I loro nomi? Bayern, Boheringer-Ingelheim, Glaxo-Smith Kline, Novartis, Schering. Bene, la "Lila" - cioè la Lega italiana per la lotta all'Aids - chiede di boicottare i loro prodotti farmaceutici o di bellezza. Almeno fino al 25 aprile. Le ragioni? Le conoscono in molti, le ricordiamo anche nell'articolo qui sotto ma forse vale la pena sintetizzarle. Quelle grandi multinazionali contro cui scatterà il boicottaggio sono le stesse che hanno intentato causa al governo di Nelson Mandela in Sudafrica.
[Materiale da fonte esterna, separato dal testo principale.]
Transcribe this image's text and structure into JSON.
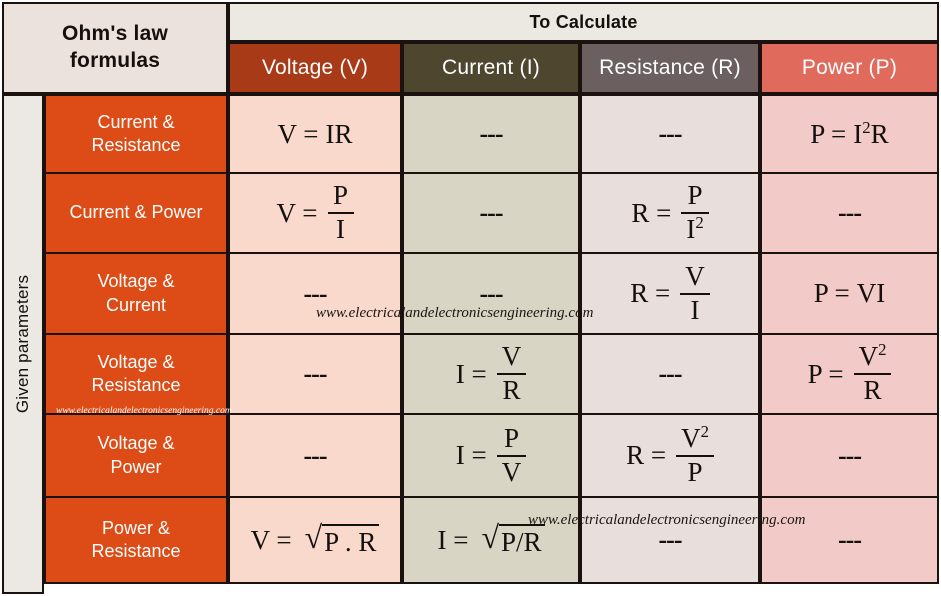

Qui, il Nobel per la Pace - che governa un paese con quattro milioni di sieropositivi - nel '97 fa varò il "medicine act". Una legge per consentire al suo paese di importare farmaci (i cosiddetti "antiretrovirali") copiati, prodotti senza pagare il brevetto. Una legge che avrebbe permesso di fabbricare quei farmaci in Sud Africa, senza pagare alle grandi compagnie i diritti. Le ragioni di questa normativa? Nel paese africano - l'ha ricordato ieri il presidente della Lila italiana, Vittorio Agnoletto - la spesa medica procapite è di 24 mila lire; il costo annuo di una terapia con i farmaci acquistati con tutti i crismi delle leggi internazionali di mercato è di 40 milioni. A persona. Di qua la vita di centinaia di migliaia di persone, di là gli interessi delle multinazionali. Mandela ha scelto i primi.Le seconde, le compagnie, si sono però ribellate. E hanno intentato una causa al governo di Pretoria.
E il processo è ormai arrivato: comincia il 18 aprile.
Le organizzazioni che in Italia si occupano del problema hanno così deciso di far sentire la loro voce in questa vicenda. C'è il boicotaggio - annunciato ufficialmente in una conferenza stampa - ma c'è qualcosa di più. Spiega ancora Agnoletto: "Ci sono aziende, in India o in Brasile, che sono riuscite a produrre i farmaci antiretrovirali superando i brevetti delle multinazionali. Contro queste aziende sono scattate le ritorsioni americane, che sono riuscite a bloccare le esportazioni. Bene, noi ci offriamo di comprare i farmaci dell'indiana Cicla per rivenderli allo stesso prezzo ai paesi del Sud del mondo".
E ancora: la Lila invita tutti a firmare un appello sul suo sito (www.lila.it) da inviare alle aziende, ai governi, fra cui quello italiano.
Per chiedere che il tema arrivi all'ordine del giorno della prossima riunione dei G8. E' troppo?